Paolo Benvegnù
Hermann
Se c’è una figura che più di tutte meriterebbe di essere presa ad esempio nell’evoluzione del cantautorato italiano (e in italiano) del nuovo millennio, questo è certamente Paolo Benvegnù. O meglio i Paolo Benvegnù. Un nome collettivo che racchiude la metamorfosi stilistica intercorsa in una categoria da sempre intesa come espressione di una poetica individuale. Chiamata ad interpolare qualità letterarie e necessità musicali, spesso a discapito delle seconde. E che in questo caso, invece, fa tesoro dell’assetto tipico della band, concetto cardine della musica rock in generale, inteso come gruppo di lavoro, come abilità nel manipolare e trascendere, attraverso l’affiatamento e il contributo di ogni singolo componente, i limiti e le risorse compositive del leader.
La musica di (o dei) Paolo Benvegnù unisce idealmente tre fra le stagioni più significative nella storia della musica pop italiana: quella post prog di fine 70, con la convergenza fra i propri reduci e gli autori legati ad un’idea più letteraria di canzone (emblematico nel sodalizio Pagani-De Andrè), quella della new wave degli anni 80 e quella del rock alternativo degli anni 90 (in molti ricorderanno Benvegnù alla testa di un altro gruppo: gli Scisma). Con Hermann i già immaginifici orizzonti musicali del precedente Le Labbra (2008) si dilatano ulteriormente.
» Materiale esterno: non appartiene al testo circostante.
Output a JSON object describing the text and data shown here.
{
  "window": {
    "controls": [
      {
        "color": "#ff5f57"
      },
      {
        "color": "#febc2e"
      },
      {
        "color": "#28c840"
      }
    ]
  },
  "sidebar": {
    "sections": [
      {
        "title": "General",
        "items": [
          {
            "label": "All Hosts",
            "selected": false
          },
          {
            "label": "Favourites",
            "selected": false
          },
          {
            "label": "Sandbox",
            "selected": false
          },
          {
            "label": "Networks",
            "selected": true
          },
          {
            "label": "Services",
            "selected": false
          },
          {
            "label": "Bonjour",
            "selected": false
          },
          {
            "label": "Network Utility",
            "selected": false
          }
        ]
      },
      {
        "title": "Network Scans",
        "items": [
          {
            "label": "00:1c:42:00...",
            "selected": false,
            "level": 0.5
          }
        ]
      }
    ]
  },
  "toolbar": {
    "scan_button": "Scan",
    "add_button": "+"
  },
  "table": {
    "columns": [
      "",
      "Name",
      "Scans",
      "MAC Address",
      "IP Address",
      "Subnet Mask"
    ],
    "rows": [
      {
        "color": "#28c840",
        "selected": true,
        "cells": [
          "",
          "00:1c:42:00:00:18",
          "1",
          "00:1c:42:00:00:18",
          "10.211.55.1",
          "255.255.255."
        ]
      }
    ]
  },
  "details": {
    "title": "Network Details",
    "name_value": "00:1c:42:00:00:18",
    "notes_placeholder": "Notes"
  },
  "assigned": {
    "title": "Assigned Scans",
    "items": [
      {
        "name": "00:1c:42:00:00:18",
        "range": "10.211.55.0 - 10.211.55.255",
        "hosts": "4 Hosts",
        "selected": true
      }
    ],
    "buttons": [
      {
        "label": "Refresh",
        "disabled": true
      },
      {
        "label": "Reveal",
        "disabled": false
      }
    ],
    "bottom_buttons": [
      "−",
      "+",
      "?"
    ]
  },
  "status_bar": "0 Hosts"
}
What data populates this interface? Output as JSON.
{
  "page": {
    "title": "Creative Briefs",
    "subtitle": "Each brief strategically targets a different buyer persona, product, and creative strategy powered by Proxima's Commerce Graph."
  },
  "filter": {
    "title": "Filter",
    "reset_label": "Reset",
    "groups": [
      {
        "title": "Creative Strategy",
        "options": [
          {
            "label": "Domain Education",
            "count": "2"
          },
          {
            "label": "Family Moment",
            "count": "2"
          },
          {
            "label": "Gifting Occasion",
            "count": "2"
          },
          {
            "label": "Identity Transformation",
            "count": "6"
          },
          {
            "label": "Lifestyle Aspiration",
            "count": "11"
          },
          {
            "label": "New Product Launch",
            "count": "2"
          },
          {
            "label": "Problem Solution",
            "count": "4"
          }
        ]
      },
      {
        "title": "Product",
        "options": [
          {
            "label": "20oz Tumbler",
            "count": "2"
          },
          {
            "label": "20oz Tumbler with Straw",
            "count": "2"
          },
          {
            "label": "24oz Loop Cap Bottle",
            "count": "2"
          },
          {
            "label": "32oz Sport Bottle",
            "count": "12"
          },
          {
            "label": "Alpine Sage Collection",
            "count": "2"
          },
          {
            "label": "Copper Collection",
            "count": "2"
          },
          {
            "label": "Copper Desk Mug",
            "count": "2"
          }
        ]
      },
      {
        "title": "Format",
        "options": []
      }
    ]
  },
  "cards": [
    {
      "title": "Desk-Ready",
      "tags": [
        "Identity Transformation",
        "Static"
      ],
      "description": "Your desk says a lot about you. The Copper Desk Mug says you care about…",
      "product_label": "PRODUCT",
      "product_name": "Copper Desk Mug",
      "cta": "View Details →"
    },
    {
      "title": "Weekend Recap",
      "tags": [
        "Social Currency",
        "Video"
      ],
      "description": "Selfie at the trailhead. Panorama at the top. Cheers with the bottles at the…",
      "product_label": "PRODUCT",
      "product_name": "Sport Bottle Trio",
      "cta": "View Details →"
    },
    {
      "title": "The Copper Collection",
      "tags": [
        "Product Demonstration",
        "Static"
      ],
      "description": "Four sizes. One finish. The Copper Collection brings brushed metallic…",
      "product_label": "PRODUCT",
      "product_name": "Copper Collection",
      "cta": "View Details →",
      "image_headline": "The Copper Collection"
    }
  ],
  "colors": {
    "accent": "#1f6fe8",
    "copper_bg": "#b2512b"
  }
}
La sintesi di aggressività ritmica e distorsiva sull’asse indie/post-punk e arrangiamenti orchestrali di stampo classico assurge ad un grado più alto di profondità ed articolazione. La scrittura mozza il fiato per ricchezza di spunti e ariosità d’ispirazione. Evidenziando una capacità non comune di abbinare melodie tortuose e solenni a testi difficili, densi di simboli e d’immagini quasi divinatorie, che richiedono tempo e ascolti ripetuti ma, una volta messe a fuoco, rimangono indelebili nel loro enigmatico fulgore. Un concept che ruota intorno al mistero insondabile dell’uomo, alla sua contraddittoria scalata all’amore e al senso continuamente latente nella propria parabola, alla feroce ambivalenza delle sue pulsioni vitali. Fra citazioni letterarie (Hesse, Melville, Miller, Sartre) e sacro-mitologiche (Andromeda, Mosè, Ulisse, Narciso).
È un viaggio argonautico e metafisico quello intrapreso da Benvegnù e i suoi in mezzo al dispiegarsi potenzialità da ensenble pop-rock da camera (Il Pianeta Perfetto, Andromeda Maria, Avanzate Ascoltate) ed episodi più chitarristici e tirati come Moses, Good Morning Mr Monroe, che ha qualcosa del Battiato post-wave, e Il Mare è Bellissimo. E perfette congiunzioni di ambedue le costituenti come la meravigliosa Love Is Talking, col crescendo doppiato e sinuoso del ritornelloche è una cosa da brividi, la barocca e febbricitante Achab In New York, l’andamento percussivo e la volta teatrale degli archi in Sarte Monstre, avvolta fra le spire di moog e synth settanteschi, l’apocalittica Io Ho Visto. Vette che i Paolo Benvegnù ascendono senza smarrire quelle doti di semplicità e sottigliezza che sono tipiche del pop più intelligente e raffinato e che si rinnovano nelle più agevoli, acustiche, altalenanti Johnnie And Jane e l’incantevole L’Invasore, scritta e cantata dal polistrumentista (batteria, chitarre, synth e pianoforte) Andrea Franchi, che con Guglielmo Ridolfo Gagliano (chitarre, synth, piano), Luca Baldini (basso) e naturalmente Paolo Benvegnù (voce e chitarre) compone questo inestimabile, innovativo crogiuolo di songwriting “polifonico”. Dalla visione musicale, a un tempo, internazionale e profondamente italica. Nel senso migliore di entrambi i termini.